Rautins pointed out several differences NBA players face when playing at the FIBA level, including refereeing.
"The officiating is different. The officiating can be crazily inconsistent. There's bias, there's inconsistency, there's just bad officiating sometimes. And what happens is the international players handle that. NBA players don't."
The difference between the NBA and FIBA style of play could also prove beneficial to the Canadians, Rautins added.
"I know this sounds crazy, but I always felt that we always matched up best with the U.S. simply because we were both playing a North American game," he said with a laugh. "It's a favourable game where both teams, I think, will feel more comfortable playing against each other than they will against international teams."
United States point guard Jalen Brunson, who finished with 15 points and seven assists in Friday's 113-111 upset loss to German, was succinct in his assessment of his performance, calling it "terrible. Plain and simple."
The New York Knicks star acknowledged the pressure he and his teammates face entering international competitions.
"We're expected to win year in and year out. We're expected to win because of the history USA Basketball has had," Brunson said. "I think for us, we didn't come ready to play from the start."

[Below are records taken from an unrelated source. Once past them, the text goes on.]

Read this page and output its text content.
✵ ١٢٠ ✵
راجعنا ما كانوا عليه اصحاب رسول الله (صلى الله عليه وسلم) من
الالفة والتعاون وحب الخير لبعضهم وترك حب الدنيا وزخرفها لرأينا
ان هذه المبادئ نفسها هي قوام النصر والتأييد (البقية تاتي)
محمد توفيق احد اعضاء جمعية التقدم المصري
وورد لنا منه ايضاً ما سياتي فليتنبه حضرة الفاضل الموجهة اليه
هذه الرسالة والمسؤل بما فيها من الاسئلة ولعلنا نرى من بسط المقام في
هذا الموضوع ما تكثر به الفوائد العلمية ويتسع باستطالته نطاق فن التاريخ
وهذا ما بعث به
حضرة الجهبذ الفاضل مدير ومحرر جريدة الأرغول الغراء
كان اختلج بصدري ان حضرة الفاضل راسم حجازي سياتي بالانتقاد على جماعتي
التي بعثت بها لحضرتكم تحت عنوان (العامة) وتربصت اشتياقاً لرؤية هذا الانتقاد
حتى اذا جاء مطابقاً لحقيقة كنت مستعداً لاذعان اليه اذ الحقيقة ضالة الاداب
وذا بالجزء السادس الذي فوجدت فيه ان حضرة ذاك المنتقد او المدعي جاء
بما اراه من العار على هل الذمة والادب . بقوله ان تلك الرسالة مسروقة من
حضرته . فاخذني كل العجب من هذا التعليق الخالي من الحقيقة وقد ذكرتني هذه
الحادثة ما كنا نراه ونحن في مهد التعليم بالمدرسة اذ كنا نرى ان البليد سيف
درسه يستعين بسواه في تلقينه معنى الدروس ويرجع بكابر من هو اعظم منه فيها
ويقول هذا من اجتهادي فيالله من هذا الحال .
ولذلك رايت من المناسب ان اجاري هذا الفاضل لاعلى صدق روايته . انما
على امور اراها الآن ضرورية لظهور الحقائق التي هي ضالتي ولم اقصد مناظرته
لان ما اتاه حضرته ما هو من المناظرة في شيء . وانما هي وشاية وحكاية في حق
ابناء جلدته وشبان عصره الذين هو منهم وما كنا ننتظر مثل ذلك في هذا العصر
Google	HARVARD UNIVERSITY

He added that the team would use the loss as fuel in the bronze-medal match against Canada.
There's been only one instance — 1963 and 1967 — when the Americans failed to medal in consecutive World Cups, adding to the pressure.
The U.S. was seventh at the World Cup four years ago
Rautins agreed with Brunson's assessment, and said he views it as something Canada can use in preparing for the bronze-medal tilt.
"Every time the United States steps on the floor, the pressure is immense. The expectation is you're going to win gold every time you step on the floor," he said.